Судя по всему, в период II триумвирата эти законы оставались в силе. Однако важнее, на наш взгляд, то, что и в судебной сфере триумвиры действовали, исходя не столько из норм формального права, сколько из реального положения. Мы уже неоднократно отмечали, что в силу экстраординарного характера, полученного триумвирами империя, они были свободны от действия принципов provocatio ad populum и intercessio tribunicia, поэтому обладали возможностью выносить любое наказание, накладывать всевозможные штрафные санкции и т. п.

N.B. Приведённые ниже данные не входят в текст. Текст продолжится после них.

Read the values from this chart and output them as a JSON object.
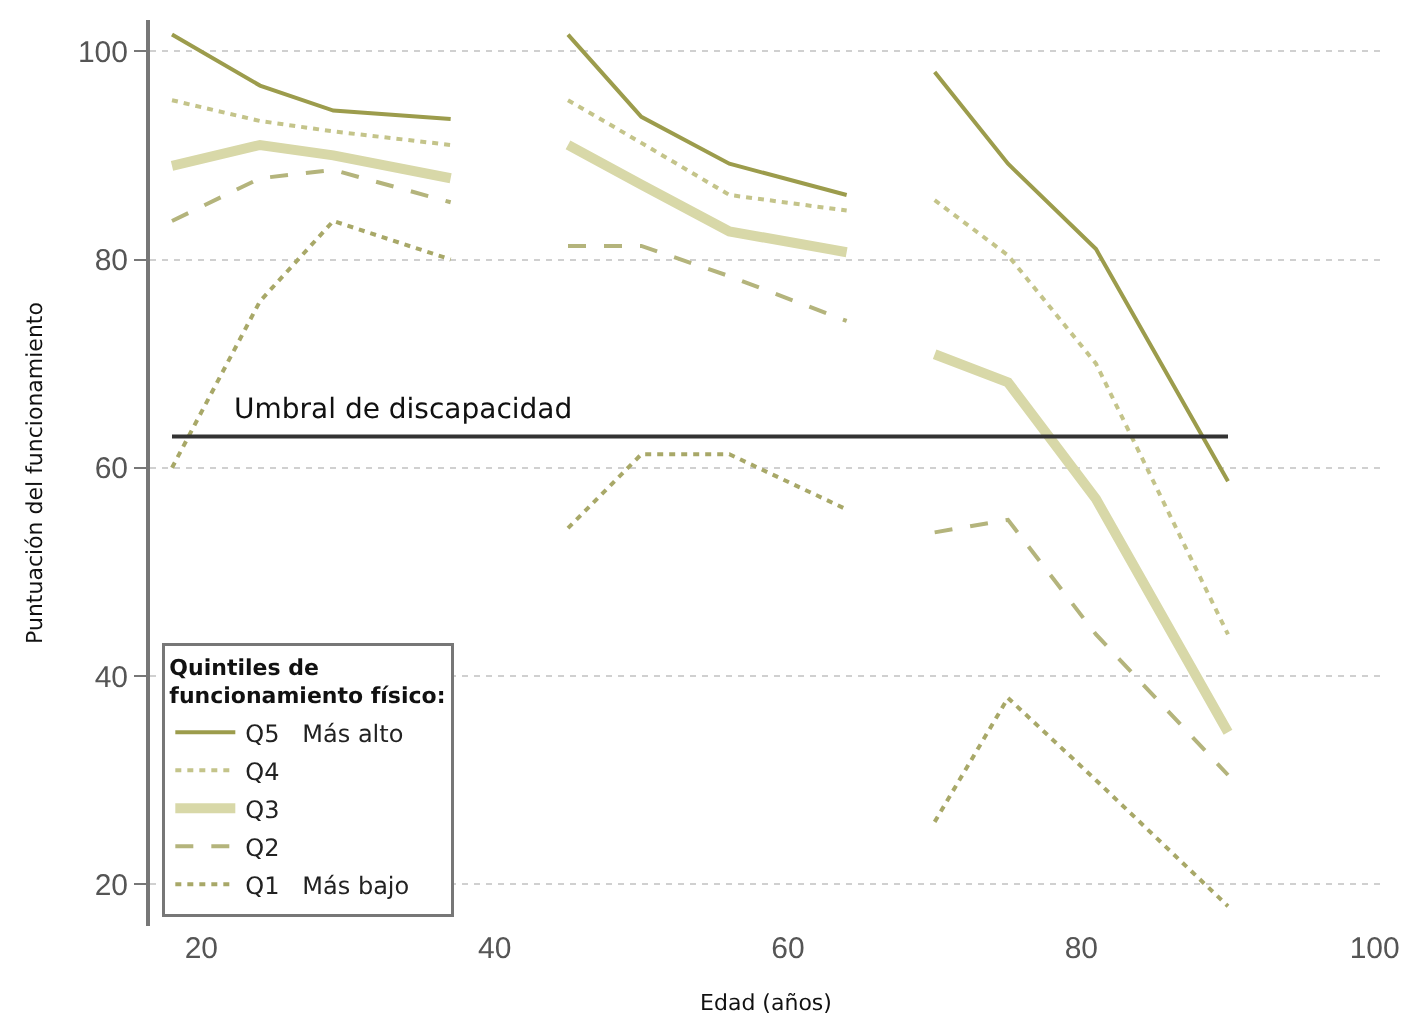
{
  "chart_data": {
    "type": "line",
    "xlabel": "Edad (años)",
    "ylabel": "Puntuación del funcionamiento",
    "legend_title": "Quintiles de\nfuncionamiento físico:",
    "x": [
      18,
      24,
      29,
      37,
      41,
      45,
      50,
      56,
      64,
      67,
      70,
      75,
      81,
      90
    ],
    "series": [
      {
        "name": "Q5   Más alto",
        "color": "#9c9c4c",
        "line_style": "solid",
        "values": [
          101.6,
          96.7,
          94.3,
          93.5,
          null,
          101.6,
          93.7,
          89.2,
          86.2,
          null,
          98,
          89.2,
          81,
          58.7
        ]
      },
      {
        "name": "Q4",
        "color": "#c4c48a",
        "line_style": "dotted",
        "values": [
          95.3,
          93.3,
          92.3,
          91,
          null,
          95.3,
          91.2,
          86.2,
          84.7,
          null,
          85.7,
          80.4,
          70,
          44
        ]
      },
      {
        "name": "Q3",
        "color": "#d8d8a8",
        "line_style": "solid",
        "values": [
          89,
          91,
          90,
          87.8,
          null,
          91,
          87.2,
          82.7,
          80.7,
          null,
          70.9,
          68.2,
          57,
          34.6
        ]
      },
      {
        "name": "Q2",
        "color": "#b4b47c",
        "line_style": "dashed",
        "values": [
          83.7,
          87.8,
          88.6,
          85.5,
          null,
          81.3,
          81.3,
          78.4,
          74.1,
          null,
          53.8,
          55,
          44,
          30.5
        ]
      },
      {
        "name": "Q1   Más bajo",
        "color": "#a8a868",
        "line_style": "dotted",
        "values": [
          60,
          76,
          83.7,
          80,
          null,
          54.2,
          61.3,
          61.3,
          56,
          null,
          26,
          37.9,
          30,
          17.9
        ]
      }
    ],
    "ref_lines": [
      {
        "axis": "y",
        "value": 63,
        "label": "Umbral de discapacidad",
        "color": "#333333"
      }
    ],
    "xlim": [
      16.5,
      100.5
    ],
    "ylim": [
      16,
      103
    ],
    "xticks": [
      20,
      40,
      60,
      80,
      100
    ],
    "yticks": [
      20,
      40,
      60,
      80,
      100
    ],
    "grid": "y",
    "legend": "bottom left",
    "marker": "none"
  }
}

Обращает на себя внимание и то обстоятельство, что судебная компетенция триумвиров и в Риме, и в Италии, и в провинциях осуществлялась на основе одного и того же империя (Plut. Ant., 23; Арр. В. C., V, 7). Триумвират был утвержден как коллегиальная магистратура, члены которой должны были руководствоваться принципом par potestas. Это касалось и осуществления судебных полномочий. В источниках мы практически не встречаем сообщений о том, что триумвиры оспаривали судебные решения друг друга. Только когда в 36 г. триумвират фактически уже распался и отношения Антония и Октавиана резко обострились, Антоний попытался опротестовать в сенате решение Октавиана о лишении Лепида власти и гражданского достоинства (Plut. Ant., 55). Однако попытка оказалась безуспешной.